The astronomical growth in incarceration began in the 1970s and has continued to the present day, largely as a result of "tough on crime" policies implemented by political leaders who found this appeal to be helpful in winning elections. As the social movements of the 1960s and early 1970s faded, this rhetoric took hold and was manifested in policies that required stiffer and longer sentences for any crime.
One aspect was the "war on drugs," which imposed harsh punishments on nonviolent drug offenders. According to an article in the New England Journal of Medicine, by 1994, the drug war was responsible for sending 1 million Americans to prison every year.
Meanwhile, harsh sentencing policies took their toll. California introduced a "three strikes and you're out" law, which required that anyone convicted of any third felony, no matter how petty, be sentenced to 25 years to life sentence--the policy quickly spread to other states. Federal parole was eliminated in the 1980s, and most states passed mandatory minimum sentencing laws, making it impossible for judges to impose a lighter sentence or divert someone into treatment rather than prison.
These are the reasons why the U.S. prison population took off--not, as some might imagine, because of an increase in crime. As the Pew study notes:
The explosive prison growth of the past 30 years didn't happen by accident and wasn't driven primarily by crime rates or broad social and economic forces beyond the reach of state government. It was the direct result of sentencing, release and other correctional policies that determine who goes to prison and how long they stay.
THE PEW study also points out that states are paying the price--literally--for these unjust policies.
According to the study, state government spending on corrections outpaced other essential government services, from education to transportation to public assistance--only Medicaid spending grew faster. "States spent a record $51.7 billion on corrections in 2008, or one in every 15 general fund dollars," the study reports. "Adding local, federal and other funding brings the national correctional spending total to $68 billion."
In studying 34 states, Pew researchers found that it cost 22 times more money per day to incarcerate people than to supervise them in the community--the cost per prisoner is, on average, $29,000 a year. As a result, $9 out of every $10 spent on corrections goes to prisons.
Pressured in part by rapidly increasing budget deficits, some politicians are starting to support diverting money from prisons to community supervision and drug treatment programs for nonviolent property- and drug-related crimes.
Thus, New York's notorious Rockefeller Drug Laws are headed toward reform. Enacted in the 1970s, these laws imposed prison sentences of 10, 15 and 20 years on people found guilty of low-level drug offenses--even if it was their first conviction. A bill to repeal these laws has passed the State Assembly and is under consideration in the Senate.

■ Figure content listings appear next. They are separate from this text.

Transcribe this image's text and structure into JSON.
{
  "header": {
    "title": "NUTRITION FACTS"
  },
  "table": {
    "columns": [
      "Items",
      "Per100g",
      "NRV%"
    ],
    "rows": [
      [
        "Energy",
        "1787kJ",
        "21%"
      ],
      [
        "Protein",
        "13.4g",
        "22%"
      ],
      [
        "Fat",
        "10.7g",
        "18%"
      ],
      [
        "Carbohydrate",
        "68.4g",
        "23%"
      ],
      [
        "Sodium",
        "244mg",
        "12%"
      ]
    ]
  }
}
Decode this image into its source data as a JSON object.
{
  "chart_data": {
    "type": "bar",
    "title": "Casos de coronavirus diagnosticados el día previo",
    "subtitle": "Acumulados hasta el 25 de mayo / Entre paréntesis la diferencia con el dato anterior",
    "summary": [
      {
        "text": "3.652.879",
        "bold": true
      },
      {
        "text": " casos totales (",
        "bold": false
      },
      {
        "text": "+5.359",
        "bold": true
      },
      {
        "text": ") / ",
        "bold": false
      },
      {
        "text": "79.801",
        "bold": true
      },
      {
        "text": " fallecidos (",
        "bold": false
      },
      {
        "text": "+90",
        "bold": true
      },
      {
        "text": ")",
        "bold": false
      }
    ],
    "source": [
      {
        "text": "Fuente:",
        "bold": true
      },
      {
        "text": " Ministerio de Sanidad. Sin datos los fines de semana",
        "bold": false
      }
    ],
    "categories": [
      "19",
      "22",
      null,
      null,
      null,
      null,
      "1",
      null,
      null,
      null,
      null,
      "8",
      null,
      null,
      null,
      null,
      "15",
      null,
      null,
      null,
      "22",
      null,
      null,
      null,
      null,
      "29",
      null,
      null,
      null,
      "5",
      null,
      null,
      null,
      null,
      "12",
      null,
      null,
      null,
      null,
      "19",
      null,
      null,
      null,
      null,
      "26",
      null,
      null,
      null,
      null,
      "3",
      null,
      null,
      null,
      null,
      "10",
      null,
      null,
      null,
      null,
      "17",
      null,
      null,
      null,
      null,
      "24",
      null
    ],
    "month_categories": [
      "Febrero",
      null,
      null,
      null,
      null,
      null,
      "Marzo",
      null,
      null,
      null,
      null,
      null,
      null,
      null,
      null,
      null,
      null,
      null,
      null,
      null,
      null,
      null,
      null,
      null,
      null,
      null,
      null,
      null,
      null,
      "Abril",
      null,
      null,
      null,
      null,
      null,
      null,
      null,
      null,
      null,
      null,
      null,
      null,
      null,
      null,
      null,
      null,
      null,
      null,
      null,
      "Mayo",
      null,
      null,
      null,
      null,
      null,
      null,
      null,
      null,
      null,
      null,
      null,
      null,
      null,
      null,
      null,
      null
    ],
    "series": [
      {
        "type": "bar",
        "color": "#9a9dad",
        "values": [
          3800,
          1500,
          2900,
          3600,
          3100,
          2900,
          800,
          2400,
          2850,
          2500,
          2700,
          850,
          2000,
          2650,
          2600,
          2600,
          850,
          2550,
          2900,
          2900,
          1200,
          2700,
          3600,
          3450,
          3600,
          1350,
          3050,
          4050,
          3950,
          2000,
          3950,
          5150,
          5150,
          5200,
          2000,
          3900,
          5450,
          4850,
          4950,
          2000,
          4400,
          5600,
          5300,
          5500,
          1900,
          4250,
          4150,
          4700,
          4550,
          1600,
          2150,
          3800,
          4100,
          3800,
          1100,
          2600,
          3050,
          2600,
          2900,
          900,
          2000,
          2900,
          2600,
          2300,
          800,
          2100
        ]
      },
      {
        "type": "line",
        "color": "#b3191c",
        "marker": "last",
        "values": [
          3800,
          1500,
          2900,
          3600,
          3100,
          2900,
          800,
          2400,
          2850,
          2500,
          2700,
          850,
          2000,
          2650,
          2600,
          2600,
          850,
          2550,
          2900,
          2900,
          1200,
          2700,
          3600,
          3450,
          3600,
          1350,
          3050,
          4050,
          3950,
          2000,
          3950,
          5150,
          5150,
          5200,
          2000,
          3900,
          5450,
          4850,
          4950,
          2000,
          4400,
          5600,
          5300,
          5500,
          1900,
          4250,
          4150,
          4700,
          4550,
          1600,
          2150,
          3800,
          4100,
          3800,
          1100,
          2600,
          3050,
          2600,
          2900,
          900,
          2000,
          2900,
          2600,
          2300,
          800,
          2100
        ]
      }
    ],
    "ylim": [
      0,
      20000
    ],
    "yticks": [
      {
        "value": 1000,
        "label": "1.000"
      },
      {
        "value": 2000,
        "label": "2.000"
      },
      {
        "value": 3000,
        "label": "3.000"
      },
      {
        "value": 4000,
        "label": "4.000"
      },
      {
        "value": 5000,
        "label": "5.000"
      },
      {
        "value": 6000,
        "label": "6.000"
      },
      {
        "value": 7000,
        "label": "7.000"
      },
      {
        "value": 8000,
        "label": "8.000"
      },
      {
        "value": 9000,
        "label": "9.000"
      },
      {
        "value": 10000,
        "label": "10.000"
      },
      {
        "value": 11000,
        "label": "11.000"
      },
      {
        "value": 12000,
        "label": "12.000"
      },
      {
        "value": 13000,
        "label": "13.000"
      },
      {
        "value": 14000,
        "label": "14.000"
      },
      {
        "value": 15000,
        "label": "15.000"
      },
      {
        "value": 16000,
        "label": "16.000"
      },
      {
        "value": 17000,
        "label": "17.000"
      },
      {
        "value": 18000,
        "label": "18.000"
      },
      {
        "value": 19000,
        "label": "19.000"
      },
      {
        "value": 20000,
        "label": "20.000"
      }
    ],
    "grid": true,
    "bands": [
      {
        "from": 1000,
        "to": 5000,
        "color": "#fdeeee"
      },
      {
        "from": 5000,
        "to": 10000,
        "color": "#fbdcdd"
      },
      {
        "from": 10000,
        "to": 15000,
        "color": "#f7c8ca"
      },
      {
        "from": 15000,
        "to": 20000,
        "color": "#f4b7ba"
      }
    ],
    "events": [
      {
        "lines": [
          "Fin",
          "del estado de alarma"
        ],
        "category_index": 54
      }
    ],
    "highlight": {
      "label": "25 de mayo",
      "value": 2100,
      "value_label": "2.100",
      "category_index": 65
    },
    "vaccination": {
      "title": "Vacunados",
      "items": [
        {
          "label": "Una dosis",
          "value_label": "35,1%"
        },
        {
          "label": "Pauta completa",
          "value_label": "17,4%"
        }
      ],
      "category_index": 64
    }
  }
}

We certainly need to shift away from the lock-em-up-and-throw-away-the-key approach to dealing with the problems of crime. But it's shortsighted to think this is all we need.
With the economic crisis spreading, and poverty and unemployment on the rise, crime rates can be expected to go up. As the Pew Center researchers point out, this means that resources in the community have to be expanded, not curtailed.
But under the pressure of state budget crises, the opposite is happening. Washington state, for example, is considering cutting half of all beds in drug treatment facilities, and lawmakers in Florida have proposed cutting 3 million people from drug treatment programs.
The real solution to crime isn't the construction of more prisons or more community parole supervisors--but the construction of a society that provides good-paying jobs, youth programs, child care, health care and help for those who need it.